Here is a sample of recent research highlights:
Joe Taylor (Data Science group PhD student) is lead author of a paper on feature selection at IJCAI 2016, the leading international AI conference:
- Learning using Unselected Features (LUFe). Joseph Taylor, Viktoriia Sharmanska, Kristian Kersting, David Weir and Novi Quadrianto.
The machine learning lab is organising the First Workshop on Human is More Than a Labeler (BeyondLabeler), co-located with IJCAI 2016 in New York City. The invited speakers include Vladimir Vapnik, Alan Fern, Rogerio Feris, Michael Littman, and Rich Caruana.

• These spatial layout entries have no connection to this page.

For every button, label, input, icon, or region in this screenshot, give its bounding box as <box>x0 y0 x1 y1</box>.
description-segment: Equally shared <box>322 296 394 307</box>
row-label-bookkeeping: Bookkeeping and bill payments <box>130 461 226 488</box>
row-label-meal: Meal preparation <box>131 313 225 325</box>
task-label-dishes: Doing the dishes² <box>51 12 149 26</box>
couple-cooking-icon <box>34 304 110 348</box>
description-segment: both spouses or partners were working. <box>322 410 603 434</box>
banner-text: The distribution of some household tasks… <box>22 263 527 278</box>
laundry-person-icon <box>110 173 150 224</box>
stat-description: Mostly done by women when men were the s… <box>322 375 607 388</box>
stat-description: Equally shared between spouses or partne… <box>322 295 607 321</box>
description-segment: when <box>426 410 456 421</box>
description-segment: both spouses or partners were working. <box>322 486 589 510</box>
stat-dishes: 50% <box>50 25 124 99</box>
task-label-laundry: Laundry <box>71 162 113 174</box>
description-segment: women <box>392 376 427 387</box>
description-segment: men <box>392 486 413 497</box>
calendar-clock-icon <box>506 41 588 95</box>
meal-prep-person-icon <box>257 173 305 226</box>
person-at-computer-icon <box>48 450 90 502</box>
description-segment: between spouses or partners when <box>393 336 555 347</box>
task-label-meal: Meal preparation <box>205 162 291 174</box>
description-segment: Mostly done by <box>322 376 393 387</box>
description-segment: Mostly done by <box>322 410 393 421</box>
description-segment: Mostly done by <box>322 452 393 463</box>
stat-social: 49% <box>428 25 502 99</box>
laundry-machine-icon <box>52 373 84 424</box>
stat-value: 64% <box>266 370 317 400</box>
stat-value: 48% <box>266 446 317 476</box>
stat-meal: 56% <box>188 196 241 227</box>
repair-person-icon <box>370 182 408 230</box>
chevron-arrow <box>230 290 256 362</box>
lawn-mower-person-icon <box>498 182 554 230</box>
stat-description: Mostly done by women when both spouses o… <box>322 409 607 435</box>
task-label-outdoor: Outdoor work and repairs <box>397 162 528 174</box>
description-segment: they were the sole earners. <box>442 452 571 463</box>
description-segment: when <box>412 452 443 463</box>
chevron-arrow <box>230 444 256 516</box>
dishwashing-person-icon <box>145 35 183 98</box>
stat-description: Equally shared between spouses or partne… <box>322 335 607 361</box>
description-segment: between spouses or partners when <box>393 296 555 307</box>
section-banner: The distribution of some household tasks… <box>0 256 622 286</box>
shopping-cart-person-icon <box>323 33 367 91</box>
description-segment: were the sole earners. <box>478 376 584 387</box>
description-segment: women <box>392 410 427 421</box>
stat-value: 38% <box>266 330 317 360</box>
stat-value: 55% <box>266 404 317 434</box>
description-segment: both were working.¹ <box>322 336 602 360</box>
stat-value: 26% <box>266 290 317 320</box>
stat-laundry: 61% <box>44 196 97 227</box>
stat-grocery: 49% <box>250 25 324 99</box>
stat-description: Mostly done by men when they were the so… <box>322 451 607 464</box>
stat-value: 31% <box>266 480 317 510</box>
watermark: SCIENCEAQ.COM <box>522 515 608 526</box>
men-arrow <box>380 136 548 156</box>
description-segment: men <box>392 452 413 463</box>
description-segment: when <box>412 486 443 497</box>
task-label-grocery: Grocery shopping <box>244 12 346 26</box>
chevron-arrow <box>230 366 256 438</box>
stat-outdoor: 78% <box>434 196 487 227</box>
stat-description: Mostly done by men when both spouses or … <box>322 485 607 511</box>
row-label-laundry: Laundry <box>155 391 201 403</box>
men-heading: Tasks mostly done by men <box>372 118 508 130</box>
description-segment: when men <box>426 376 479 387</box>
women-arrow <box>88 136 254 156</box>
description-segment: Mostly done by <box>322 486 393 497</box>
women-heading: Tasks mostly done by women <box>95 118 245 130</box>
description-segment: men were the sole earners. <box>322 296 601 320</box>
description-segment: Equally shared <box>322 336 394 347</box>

Novi Quadrianto and Viktoriia Sharmanska have had two papers accepted for presentation at the IEEE Conference on Computer Vision and Pattern Recognition (CVPR), 26 June - 1 July in Las Vegas, USA. CVPR is the only conference in the Google Scholar 100 most-cited venues, alongside renowned journals such as Nature, Science, and Cell. The accepted papers are:
- Learning from the Mistakes of Others: Matching Errors in Cross Dataset Learning. Viktoriia Sharmanska and Novi Quadrianto.
- Ambiguity Helps: Classification with Disagreements in Crowdsourced Annotations. Viktoriia Sharmanska, Daniel Hernández-Lobato, Jose Miguel Hernández-Lobato, and Novi Quadrianto.